Romans seven is a chapter of confusion, inner battle and defeat. It portrays the tumultuous inner struggle between man’s innate carnality and God’s impeccable standards. As man lives life, he realizes that it is impossible to walk in victory on his own. Paul cries out, “O wretched man that I am! Who will deliver me from this body of death?” (Rom. 7:24)
“There is therefore now no condemnation to those who are in Christ Jesus, who do not walk according to the flesh, but according to the Spirit” (Rom. 8:1). The law which God gave through Moses, acted as a constant reminder of the utter hopelessness to live “morally upright” lives through one’s own determination and effort.
The Old Testament is riddled with moral failure, idolatry and disobedience. Time after time, God demonstrated His mercy by stalling judgment and sending messengers to call His people to repentance. Sometimes they responded, while most of the time they “turned a deaf ear” and brought upon themselves the impending wrath of God.
Eventually, they would come to their senses and repent in sackcloth and ashes. God would turn from His wrath to give them another chance.

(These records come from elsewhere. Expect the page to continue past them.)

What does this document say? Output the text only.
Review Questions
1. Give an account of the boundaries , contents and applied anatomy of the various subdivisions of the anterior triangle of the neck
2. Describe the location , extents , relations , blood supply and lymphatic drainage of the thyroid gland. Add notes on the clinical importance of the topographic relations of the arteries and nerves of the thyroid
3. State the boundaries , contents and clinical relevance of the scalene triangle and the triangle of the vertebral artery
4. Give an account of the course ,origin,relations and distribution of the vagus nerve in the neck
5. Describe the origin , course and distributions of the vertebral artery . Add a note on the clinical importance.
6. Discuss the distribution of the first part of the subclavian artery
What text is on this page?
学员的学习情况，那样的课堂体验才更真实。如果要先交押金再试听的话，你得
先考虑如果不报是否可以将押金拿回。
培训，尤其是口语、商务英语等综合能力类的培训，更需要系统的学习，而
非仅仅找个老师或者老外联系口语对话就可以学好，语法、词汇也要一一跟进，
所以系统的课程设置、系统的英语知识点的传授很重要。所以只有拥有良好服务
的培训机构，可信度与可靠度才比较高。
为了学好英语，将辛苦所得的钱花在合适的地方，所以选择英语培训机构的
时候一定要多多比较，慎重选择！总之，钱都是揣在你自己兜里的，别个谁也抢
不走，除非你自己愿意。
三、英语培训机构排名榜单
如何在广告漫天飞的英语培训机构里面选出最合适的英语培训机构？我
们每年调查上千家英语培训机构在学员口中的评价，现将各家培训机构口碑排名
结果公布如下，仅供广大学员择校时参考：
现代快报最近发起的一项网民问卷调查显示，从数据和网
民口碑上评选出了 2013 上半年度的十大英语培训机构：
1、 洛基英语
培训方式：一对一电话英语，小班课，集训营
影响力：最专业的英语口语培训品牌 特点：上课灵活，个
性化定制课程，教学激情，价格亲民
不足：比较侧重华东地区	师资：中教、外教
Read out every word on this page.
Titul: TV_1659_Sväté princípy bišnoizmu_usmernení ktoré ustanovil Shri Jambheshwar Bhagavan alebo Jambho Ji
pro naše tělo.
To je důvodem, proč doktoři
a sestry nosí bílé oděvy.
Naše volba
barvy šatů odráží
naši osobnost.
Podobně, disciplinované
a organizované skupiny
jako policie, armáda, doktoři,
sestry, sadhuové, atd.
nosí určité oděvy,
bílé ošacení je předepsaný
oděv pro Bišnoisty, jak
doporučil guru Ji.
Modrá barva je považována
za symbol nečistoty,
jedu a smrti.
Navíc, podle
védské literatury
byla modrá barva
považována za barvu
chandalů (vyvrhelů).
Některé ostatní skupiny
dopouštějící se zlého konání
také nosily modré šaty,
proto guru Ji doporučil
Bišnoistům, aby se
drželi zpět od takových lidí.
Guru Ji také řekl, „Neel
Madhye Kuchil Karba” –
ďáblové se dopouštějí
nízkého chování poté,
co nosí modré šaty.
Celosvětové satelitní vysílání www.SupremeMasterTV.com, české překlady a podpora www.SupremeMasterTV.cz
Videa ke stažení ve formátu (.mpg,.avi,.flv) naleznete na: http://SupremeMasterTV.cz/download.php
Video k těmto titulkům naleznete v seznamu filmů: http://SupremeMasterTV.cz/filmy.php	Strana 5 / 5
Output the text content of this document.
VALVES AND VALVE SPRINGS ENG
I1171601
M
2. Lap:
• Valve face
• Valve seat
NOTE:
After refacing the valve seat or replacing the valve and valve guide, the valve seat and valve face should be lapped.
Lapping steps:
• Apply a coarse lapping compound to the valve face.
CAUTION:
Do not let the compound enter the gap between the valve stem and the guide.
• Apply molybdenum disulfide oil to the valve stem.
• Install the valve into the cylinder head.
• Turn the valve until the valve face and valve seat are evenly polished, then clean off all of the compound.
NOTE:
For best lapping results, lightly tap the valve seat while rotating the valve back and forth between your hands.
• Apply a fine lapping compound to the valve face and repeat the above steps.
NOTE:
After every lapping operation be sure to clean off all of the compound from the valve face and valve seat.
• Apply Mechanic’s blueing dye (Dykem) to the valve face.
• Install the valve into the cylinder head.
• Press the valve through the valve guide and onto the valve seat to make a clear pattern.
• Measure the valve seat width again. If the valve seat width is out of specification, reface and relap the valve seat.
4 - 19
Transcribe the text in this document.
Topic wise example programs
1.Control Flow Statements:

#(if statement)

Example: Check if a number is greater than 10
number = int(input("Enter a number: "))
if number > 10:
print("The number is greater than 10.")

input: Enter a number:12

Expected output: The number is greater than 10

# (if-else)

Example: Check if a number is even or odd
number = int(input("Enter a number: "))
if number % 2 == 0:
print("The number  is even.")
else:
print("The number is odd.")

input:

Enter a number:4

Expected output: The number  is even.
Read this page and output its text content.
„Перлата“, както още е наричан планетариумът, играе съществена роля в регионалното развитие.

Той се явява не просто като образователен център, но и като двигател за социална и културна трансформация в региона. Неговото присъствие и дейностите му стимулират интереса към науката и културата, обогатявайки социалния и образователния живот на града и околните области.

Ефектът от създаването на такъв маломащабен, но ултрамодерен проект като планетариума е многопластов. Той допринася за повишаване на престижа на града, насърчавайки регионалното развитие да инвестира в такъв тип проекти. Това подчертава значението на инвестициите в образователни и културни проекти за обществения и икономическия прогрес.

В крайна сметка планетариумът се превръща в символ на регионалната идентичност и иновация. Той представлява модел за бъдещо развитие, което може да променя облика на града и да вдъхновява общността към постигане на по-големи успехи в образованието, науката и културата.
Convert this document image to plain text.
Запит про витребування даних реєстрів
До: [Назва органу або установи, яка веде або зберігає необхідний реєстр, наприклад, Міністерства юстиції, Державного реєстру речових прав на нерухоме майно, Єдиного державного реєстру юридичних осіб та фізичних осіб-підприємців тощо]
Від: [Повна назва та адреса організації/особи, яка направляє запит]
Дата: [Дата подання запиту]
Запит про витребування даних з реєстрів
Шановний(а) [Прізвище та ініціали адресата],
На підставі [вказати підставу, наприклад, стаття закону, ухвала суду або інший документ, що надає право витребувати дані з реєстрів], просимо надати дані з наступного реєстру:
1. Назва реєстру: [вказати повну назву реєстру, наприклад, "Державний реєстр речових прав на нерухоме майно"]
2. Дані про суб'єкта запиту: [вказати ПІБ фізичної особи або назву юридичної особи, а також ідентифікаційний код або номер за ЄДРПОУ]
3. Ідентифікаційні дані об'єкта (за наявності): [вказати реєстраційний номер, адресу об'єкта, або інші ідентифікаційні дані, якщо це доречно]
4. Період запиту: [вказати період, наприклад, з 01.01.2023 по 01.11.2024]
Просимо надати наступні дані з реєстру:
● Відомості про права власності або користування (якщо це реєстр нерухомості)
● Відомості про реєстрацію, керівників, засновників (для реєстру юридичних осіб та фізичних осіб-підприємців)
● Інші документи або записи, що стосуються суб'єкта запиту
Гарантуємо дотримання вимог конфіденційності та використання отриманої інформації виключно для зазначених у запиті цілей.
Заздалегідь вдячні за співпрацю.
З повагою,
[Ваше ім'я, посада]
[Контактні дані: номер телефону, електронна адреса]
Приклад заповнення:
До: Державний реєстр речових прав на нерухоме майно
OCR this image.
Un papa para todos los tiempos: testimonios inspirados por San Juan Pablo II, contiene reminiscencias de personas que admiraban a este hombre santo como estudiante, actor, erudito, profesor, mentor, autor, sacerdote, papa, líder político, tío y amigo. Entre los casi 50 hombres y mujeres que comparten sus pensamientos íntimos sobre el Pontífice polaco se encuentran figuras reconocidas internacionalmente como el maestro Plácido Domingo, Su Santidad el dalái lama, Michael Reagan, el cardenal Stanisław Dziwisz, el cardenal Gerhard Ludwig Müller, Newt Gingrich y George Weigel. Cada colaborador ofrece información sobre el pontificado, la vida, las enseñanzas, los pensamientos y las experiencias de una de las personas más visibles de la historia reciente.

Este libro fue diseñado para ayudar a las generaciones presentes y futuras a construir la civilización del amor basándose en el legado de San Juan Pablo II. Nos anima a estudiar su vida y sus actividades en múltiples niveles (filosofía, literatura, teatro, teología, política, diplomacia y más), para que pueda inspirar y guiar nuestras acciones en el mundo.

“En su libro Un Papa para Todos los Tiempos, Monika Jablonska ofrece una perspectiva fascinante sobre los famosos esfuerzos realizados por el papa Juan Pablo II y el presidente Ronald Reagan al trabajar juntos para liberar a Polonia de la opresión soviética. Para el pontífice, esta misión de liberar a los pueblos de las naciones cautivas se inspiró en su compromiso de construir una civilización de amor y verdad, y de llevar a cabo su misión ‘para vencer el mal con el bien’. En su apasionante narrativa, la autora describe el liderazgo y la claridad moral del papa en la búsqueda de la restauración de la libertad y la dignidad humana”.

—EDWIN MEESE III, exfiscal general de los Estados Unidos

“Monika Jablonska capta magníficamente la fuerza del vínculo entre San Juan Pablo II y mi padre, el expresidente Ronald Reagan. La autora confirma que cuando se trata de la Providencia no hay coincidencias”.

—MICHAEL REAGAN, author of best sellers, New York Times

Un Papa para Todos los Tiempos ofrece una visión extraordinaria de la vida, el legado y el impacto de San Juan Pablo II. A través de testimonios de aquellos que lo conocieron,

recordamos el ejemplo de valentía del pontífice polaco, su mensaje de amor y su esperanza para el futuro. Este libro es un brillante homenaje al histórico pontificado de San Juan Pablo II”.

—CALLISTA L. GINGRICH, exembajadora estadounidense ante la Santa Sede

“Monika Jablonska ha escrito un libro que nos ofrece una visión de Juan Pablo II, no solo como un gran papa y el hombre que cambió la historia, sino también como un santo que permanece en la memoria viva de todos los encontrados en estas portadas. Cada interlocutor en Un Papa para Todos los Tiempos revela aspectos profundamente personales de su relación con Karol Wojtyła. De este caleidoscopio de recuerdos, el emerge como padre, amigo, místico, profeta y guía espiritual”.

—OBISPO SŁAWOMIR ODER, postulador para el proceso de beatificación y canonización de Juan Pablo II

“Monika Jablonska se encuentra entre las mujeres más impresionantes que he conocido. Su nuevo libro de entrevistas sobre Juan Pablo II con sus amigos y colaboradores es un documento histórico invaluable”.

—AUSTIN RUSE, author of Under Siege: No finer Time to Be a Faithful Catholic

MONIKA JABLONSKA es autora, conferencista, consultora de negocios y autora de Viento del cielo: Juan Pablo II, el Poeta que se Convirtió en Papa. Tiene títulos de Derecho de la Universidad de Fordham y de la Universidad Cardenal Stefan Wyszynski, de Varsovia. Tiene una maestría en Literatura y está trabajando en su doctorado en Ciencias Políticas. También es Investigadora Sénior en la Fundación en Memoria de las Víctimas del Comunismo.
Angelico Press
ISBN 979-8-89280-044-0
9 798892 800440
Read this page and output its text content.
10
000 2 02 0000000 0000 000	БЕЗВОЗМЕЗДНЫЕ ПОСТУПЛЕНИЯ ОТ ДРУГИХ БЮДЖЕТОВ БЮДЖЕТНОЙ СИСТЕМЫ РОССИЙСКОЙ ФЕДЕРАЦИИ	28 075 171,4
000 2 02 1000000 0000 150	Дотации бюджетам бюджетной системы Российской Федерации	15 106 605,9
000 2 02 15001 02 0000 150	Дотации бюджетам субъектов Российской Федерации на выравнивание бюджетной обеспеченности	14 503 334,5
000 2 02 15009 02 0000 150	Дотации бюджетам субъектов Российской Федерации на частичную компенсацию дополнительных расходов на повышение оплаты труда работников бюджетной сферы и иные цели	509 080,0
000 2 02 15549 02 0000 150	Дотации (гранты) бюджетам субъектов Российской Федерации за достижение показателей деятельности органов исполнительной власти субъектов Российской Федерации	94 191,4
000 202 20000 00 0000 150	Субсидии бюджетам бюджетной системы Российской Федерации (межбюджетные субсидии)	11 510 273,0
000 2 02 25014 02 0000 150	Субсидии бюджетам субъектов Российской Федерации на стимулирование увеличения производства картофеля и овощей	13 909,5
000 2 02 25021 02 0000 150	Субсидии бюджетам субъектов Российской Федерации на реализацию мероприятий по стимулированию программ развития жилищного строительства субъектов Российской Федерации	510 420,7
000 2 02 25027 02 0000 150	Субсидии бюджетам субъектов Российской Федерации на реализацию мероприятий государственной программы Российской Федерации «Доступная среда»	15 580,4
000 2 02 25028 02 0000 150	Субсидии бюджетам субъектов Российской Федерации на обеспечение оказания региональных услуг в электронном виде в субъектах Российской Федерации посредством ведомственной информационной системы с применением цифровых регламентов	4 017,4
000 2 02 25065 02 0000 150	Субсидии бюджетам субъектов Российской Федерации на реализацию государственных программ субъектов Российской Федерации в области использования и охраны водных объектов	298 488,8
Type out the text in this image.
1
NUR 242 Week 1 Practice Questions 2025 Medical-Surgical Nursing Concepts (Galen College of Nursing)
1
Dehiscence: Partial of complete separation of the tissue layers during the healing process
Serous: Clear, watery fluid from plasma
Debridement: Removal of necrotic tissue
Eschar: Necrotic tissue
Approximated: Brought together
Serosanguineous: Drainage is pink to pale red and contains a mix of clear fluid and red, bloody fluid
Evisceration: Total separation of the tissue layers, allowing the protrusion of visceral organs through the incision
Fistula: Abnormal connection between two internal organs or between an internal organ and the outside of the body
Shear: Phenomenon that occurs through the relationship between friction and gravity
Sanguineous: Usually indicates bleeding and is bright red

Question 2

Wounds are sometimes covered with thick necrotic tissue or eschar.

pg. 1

The people, with renewed commitment, would serve the Lord for a while before sin would get the better of them again. This pattern continues throughout the Old Testament, and the message comes through loud and clear: “The heart is deceitful above all things, and desperately wicked; Who can know it?” (Jer. 17:9). Enter Jesus.
Jesus and the Law
“For what the law could not do in that it was weak through the flesh, God did by sending His own Son in the likeness of sinful flesh, on account of sin: He condemned sin in the flesh…” (Rom. 8:3). One clearly sees that “do not touch” and “do not taste” cannot give us freedom to live upright lives. They just define the uprightness.
Yet Jesus, the Son of God—God in the flesh—came to defy sin and death. He lived a perfect life as only God could and showed us how to do it. He wiped out the handwriting of the law against us and cleansed our past from guilt and shame. He now empowers us to live God-pleasing lives and gives us everything we need for righteousness. Listen to this: “What then shall we say to these things? If God is for us, who can be against us? He who did not spare His own Son, but delivered Him up for us all, how shall He not with Him also freely give us all things?” (Rom. 8:31-32)
If Romans seven is riddled with failure, Romans eight is accented by victory! What is the decisive factor? God the Father, Jesus the Son, and God The Holy Spirit! God sacrificed His Son, Jesus died and rose again, and the Spirit Himself makes intercession for us—the Holy Trinity, working in perfect harmony, to give us all we need to live holy, victorious, and God-honoring lives.
Is Victory Realistic?
Some days feel like a constant battle against the flesh. Pride rears its ugly head, anger flares up, lust glances curiously, gossip slips out seamlessly. While it sounds nice to live in a perpetual state of Romans eight, Romans seven feels more like reality than we care to admit. Why is this the case?
First, we need to recognize that Jesus dealt Satan a mortal blow when He died on the cross, but the battle still rages. Ephesians six reminds us that we still fight and wrestle against Satan and his angels. Satan knows his time is short and seeks to kill, steal and destroy while he has the chance.
Secondly, we must remember that our flesh remains dead only as long as we are carrying our cross daily. As soon as we start feeding our flesh, it immediately springs to life, ready to rule our hearts again.
Thirdly, we must be filled with the Spirit daily. Paul commands us to “be filled with the Spirit” (Eph. 5:18b), which indicates a continuous infilling (MacArthur). We must not rely on a one-time outpouring or an occasional spiritual high. Instead we must pursue connectedness to The Vine by spending time in God’s Word and in prayer.
Lastly, we must not forget that we have everything we need to walk in victory. The Scriptures are jam-packed with promises that we would do well to read, remember, and recite—regularly! Just do a Google search for “God’s precious promises” and you will find list after list of verses with His promises to us. Quote these when the enemy attacks you. Pray them out loud when your flesh wants to come alive. Post them on your wall. Share them with struggling friends.
Let’s not live as poor beggars when we are privileged heirs of an infinitely rich king!
1. MacArthur, John. "What Does It Mean to Be Filled with the Spirit?" Grace to You. N.p., n.d. Web. 12 May 2016.
2. All verses quoted from the New King James Version Bible.